In a dozen key states, the rolls have gained by a total of nearly 4 million voters. In Florida, newly registered Democrats more than double Republicans. New Democrats outnumber Republicans 4 to 1 in both Colorado and Nevada. In North Carolina, the ratio is 6 to 1.
Even in Virginia, a state with non-partisan registration, 310,000 new voters have been added to the rolls, a high number of which live in traditionally Democratic strongholds.
Students have proven to be a key factor of support for the Obama campaign.
"Right from the beginning, the Obama campaign made it clear that they wanted to build a grassroots movement, which is perfect for involving students who have very little cash but a lot of enthusiasm," Boundy said.
Over the summer, the campaign strengthened its efforts, sending hundreds of staff and volunteers to states where registration percentages were low.

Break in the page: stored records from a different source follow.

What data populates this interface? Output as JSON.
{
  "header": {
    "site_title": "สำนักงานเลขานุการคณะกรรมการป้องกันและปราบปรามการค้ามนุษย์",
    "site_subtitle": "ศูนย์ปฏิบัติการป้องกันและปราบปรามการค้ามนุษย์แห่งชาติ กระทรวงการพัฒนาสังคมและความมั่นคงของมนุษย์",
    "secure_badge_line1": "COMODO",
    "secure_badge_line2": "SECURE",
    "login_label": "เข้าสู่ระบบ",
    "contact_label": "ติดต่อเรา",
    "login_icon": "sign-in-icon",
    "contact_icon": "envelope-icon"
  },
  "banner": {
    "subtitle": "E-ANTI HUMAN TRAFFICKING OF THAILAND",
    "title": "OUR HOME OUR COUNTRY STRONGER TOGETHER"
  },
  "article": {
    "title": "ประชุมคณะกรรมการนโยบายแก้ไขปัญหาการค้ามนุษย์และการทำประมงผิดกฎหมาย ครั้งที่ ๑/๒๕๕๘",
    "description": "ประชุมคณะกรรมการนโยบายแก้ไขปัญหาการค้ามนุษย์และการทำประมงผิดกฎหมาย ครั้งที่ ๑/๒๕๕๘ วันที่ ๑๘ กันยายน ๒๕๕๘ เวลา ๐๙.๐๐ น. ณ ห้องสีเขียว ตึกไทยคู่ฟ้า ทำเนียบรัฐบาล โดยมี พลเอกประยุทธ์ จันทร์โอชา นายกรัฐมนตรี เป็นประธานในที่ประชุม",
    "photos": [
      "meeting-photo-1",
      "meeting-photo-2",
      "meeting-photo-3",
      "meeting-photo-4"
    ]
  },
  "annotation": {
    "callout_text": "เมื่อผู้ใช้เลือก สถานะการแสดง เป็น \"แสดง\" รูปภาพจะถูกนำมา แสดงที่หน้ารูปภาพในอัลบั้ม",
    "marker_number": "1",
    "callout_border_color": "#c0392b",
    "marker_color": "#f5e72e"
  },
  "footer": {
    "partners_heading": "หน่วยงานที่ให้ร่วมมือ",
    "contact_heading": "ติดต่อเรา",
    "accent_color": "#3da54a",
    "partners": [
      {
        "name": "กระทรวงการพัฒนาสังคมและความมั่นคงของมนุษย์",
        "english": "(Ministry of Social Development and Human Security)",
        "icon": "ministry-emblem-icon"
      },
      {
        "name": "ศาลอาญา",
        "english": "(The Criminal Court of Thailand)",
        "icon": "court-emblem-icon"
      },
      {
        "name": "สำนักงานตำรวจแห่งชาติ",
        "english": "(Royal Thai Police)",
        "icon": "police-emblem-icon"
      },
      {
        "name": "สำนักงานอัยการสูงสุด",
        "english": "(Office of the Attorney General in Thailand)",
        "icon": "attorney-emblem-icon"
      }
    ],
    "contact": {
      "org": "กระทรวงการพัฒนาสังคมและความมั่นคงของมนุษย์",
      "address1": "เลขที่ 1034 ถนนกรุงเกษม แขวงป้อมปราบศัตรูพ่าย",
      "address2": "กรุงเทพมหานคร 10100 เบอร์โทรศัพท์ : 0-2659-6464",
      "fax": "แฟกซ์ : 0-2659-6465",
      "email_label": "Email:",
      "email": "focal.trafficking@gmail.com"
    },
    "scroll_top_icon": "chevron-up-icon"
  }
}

"Campaign politics offers tons of chances for young people to get involved by making phone calls, going canvassing, and doing voter registration, so we can get involved even if we can't afford to donate," Boundy said.
Many of the gains, such as in North Carolina, were made during the intense primary battles. Though divisive at the time, the long primary season added a wave of new voters to the Democratic rolls.
In Pennsylvania, thousands of Independent and Republican voters changed their affiliation to cast a vote for Obama or Clinton.
At Illinois State, Bryanna Gardner, a freshman psychology major and newly registered voter, said she is casting her vote for Obama because she sees him as someone who can rise above the bitter Washington partisanship.
"Obama is a new face in Washington," she said. "He hasn't been there long enough to let it change him the way McCain has."
"I find his message appealing," she added. "With his background, I believe him when he says he is going to fight for underprivileged and middle class Americans."
Katie Boundy echoed Gardner. "He brings a fresh face and a unique story, which is a very powerful image for people in our generation who have been disillusioned by recent crises and failures of the current administration."